I was plenty pleased with the interface. It was easy enough and seemed to work. I use MRTG to graph my bandwith here at home and am seeing about 17-25kbs upload as my backup is being sent up. At that rate, I could have backed it up to any other FTP host much quicker. When important files are being added all the time to our computers, I can't wait a week for it all to get there. I actually went Googling "carbonite slow upload" and found this site. I figured I didn't have something on the firewall configured properly or something because I can NOT explain the upload speed being slower than YELLOW snot.
After reading the above posts, I am not going to be continuing with Carbonite. If the upload speed issue was resolved, I'd love it and be happy. But hearing someone have to go through THAT degree of customer service disgrace, getting nowhere, being told "all is fine" with NO resolution...That is absolutely unacceptable in business. I will be checking back here - perhaps we can all jump on the same boat if someone finds something reasonable that simply "works".
-reply by Marcus
Although Carbonite allows for virtually unlimited storage, the caveat is, they limit the speed in which you can send them data. The beauty of this is, in effect, your storage is limited merely by the fact that the upload is soooo slow.
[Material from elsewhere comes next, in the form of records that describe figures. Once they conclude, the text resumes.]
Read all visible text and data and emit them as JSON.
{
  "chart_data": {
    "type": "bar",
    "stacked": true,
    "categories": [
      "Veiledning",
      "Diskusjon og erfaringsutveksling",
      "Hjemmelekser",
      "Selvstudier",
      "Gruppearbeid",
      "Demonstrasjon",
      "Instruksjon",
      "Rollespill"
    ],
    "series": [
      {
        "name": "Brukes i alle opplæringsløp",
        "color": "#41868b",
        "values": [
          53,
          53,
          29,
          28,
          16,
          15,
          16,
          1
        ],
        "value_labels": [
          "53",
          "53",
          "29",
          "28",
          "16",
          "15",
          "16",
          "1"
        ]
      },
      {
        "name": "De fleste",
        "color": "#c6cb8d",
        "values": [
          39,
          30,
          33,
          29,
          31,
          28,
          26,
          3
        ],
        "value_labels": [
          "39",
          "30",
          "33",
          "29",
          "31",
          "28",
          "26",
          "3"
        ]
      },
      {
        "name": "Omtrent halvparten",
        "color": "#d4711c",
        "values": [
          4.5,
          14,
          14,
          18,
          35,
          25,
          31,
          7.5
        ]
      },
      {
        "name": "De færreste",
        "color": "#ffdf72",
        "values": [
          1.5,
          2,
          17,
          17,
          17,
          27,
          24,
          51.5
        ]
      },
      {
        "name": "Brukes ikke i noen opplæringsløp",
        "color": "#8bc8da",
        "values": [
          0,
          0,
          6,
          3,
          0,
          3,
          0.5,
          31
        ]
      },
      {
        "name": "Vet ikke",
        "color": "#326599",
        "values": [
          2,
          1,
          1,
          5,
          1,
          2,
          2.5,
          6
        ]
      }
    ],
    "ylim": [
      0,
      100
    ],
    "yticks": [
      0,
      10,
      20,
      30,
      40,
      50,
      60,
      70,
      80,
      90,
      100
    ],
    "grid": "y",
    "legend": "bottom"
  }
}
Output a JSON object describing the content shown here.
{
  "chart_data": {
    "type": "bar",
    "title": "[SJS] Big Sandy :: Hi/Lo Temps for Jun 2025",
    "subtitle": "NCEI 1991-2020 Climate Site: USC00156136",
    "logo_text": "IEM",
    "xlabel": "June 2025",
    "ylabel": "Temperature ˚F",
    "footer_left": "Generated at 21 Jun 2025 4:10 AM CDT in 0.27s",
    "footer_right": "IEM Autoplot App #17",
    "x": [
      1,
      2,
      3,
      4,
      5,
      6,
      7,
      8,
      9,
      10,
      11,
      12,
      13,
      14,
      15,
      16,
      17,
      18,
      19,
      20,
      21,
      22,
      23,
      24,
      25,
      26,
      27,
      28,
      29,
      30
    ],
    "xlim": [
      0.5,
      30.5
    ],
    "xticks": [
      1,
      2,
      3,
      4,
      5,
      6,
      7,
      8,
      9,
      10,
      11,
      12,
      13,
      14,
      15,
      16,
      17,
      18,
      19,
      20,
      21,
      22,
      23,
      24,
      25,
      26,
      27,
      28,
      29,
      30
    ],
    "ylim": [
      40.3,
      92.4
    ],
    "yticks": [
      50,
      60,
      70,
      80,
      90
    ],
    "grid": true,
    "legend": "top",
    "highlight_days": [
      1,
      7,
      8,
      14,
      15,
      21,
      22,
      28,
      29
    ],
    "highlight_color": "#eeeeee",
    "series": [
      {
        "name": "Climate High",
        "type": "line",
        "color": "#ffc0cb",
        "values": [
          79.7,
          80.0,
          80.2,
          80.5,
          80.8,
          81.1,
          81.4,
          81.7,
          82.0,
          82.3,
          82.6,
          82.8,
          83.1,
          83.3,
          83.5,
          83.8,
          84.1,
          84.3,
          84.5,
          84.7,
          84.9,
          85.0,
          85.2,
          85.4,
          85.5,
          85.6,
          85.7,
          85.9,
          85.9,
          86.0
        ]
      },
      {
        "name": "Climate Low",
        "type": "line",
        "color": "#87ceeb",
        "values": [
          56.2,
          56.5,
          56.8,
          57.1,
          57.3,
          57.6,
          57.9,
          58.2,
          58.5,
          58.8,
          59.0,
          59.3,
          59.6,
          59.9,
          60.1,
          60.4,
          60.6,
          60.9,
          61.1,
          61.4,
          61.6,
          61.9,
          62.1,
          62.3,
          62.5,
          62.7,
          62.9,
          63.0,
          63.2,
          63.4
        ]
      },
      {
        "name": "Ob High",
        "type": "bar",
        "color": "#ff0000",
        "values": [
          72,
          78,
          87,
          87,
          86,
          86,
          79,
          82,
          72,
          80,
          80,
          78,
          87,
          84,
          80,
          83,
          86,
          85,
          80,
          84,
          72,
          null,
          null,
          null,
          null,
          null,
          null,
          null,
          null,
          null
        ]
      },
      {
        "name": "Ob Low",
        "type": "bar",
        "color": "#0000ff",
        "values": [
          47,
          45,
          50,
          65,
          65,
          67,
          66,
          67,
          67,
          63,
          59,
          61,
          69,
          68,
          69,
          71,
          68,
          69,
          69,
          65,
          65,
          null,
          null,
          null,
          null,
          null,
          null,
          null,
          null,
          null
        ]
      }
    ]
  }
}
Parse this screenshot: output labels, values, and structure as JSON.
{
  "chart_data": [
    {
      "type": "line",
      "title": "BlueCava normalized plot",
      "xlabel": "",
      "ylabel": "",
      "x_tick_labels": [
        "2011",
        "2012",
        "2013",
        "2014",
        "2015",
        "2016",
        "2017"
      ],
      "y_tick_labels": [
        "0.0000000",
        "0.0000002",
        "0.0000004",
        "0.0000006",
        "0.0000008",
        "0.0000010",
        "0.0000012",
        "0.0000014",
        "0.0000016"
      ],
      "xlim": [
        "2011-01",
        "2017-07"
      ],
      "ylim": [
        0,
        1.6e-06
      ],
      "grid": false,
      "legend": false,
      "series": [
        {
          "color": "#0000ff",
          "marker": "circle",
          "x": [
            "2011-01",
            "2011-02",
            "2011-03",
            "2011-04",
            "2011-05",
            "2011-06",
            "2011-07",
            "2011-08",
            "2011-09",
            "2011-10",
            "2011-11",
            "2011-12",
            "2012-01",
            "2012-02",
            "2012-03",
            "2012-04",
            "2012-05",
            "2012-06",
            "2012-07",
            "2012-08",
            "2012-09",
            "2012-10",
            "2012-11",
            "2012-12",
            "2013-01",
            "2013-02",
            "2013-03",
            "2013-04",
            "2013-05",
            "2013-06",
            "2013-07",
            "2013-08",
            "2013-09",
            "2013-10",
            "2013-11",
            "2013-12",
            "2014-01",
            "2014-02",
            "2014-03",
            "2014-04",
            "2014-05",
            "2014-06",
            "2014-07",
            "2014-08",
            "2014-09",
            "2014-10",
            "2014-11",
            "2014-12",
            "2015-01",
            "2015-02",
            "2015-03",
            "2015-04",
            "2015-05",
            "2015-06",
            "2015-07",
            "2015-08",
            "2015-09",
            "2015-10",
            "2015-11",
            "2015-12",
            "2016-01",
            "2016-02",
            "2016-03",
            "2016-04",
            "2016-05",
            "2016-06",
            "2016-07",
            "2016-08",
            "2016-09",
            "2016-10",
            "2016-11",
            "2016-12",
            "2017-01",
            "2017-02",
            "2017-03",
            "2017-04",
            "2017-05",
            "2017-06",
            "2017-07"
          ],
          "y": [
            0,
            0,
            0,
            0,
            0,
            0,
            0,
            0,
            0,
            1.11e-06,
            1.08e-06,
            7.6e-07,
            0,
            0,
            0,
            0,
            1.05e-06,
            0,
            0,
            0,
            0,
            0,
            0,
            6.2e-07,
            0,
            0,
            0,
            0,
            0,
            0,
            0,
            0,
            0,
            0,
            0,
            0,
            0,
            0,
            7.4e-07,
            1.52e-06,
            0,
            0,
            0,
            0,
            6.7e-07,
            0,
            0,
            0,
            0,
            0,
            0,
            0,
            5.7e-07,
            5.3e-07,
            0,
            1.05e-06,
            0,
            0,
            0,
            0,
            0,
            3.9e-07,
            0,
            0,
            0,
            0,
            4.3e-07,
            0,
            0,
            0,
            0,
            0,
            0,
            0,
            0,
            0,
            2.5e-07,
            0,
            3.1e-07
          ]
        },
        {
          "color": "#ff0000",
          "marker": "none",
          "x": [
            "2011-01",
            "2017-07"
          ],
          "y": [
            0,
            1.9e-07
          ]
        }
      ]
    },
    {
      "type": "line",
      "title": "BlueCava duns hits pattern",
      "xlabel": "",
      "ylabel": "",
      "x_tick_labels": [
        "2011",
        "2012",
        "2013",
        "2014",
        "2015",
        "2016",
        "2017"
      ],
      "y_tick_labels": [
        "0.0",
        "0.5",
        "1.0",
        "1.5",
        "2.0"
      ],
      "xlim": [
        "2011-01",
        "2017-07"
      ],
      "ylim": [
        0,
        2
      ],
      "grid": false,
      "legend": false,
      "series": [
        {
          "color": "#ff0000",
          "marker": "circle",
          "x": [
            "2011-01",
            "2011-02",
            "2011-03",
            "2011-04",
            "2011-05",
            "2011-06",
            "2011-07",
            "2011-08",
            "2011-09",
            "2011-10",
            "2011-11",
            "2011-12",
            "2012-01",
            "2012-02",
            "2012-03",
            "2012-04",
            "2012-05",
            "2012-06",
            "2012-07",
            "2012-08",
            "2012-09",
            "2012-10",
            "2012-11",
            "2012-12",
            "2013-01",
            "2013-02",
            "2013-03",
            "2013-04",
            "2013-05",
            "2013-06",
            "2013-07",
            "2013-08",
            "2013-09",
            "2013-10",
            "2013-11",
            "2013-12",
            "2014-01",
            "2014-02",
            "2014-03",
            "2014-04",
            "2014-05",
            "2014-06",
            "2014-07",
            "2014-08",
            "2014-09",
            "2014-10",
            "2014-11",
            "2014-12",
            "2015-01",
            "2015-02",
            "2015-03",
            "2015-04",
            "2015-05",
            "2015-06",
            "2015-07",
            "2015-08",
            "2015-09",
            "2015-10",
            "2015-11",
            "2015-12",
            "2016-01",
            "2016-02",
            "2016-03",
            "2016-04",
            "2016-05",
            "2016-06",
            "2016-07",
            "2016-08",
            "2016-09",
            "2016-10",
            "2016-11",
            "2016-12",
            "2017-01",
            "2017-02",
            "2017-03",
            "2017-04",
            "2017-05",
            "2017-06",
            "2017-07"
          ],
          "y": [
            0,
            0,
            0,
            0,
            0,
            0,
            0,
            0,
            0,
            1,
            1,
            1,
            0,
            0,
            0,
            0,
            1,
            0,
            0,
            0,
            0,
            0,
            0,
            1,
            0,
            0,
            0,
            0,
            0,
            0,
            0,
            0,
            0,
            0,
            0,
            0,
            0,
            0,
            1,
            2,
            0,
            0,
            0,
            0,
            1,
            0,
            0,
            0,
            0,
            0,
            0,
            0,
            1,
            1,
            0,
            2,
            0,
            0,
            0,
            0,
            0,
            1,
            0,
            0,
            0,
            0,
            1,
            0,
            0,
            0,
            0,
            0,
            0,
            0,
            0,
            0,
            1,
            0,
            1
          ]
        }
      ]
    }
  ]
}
Some will say its your Internet connection that is the weak link, perhaps thats the case if you are still using a dialup service, but odds are, its Carbonite.
I'm not saying Carbonite isn't a service some should subscribe to, I'm just not saying its the silver bullet and you might consider a multi-tiered approach.
I for one, push data to Live Mesh 2011 (you get 5GB free) and its really quick. Then in turn, I sync my other larger files above and beyond that 5GB to an external drive which I also keep on my hard drive (in this case a laptop). I then use Carbonite to back all of those sources up as I think the Carbonite subscription fee is fairly inexpensive.
Overall, what I dislike is, it just takes too long to upload my files to Carbonite so I need to leave my laptop on at night and right now I'm in an initial backup stage on a new laptop and even though I have a fiber based Internet service with speeds approaching 100MB on a sustained basis, this service seems to creep along <sigh>.
You think it's frustrating to complete your backup? Just wait until you need the backed up info. I had to restore a drive recently and found it less aggravating to restore a 6 month old disk image than wait for Carbonite to restore my files.
-reply by George
Replying to tansqrxI would have to disagree that there is nothing better than Carbonite. Www.Absorb.Com will actually send out a little box that controls all of your remote backups. Not only is that way more secure than opening up ports on your network to push updates, its another local copy of your data. That way if you have a local issue with hardware failure you can download your data locally without having to handle a huge online download for days.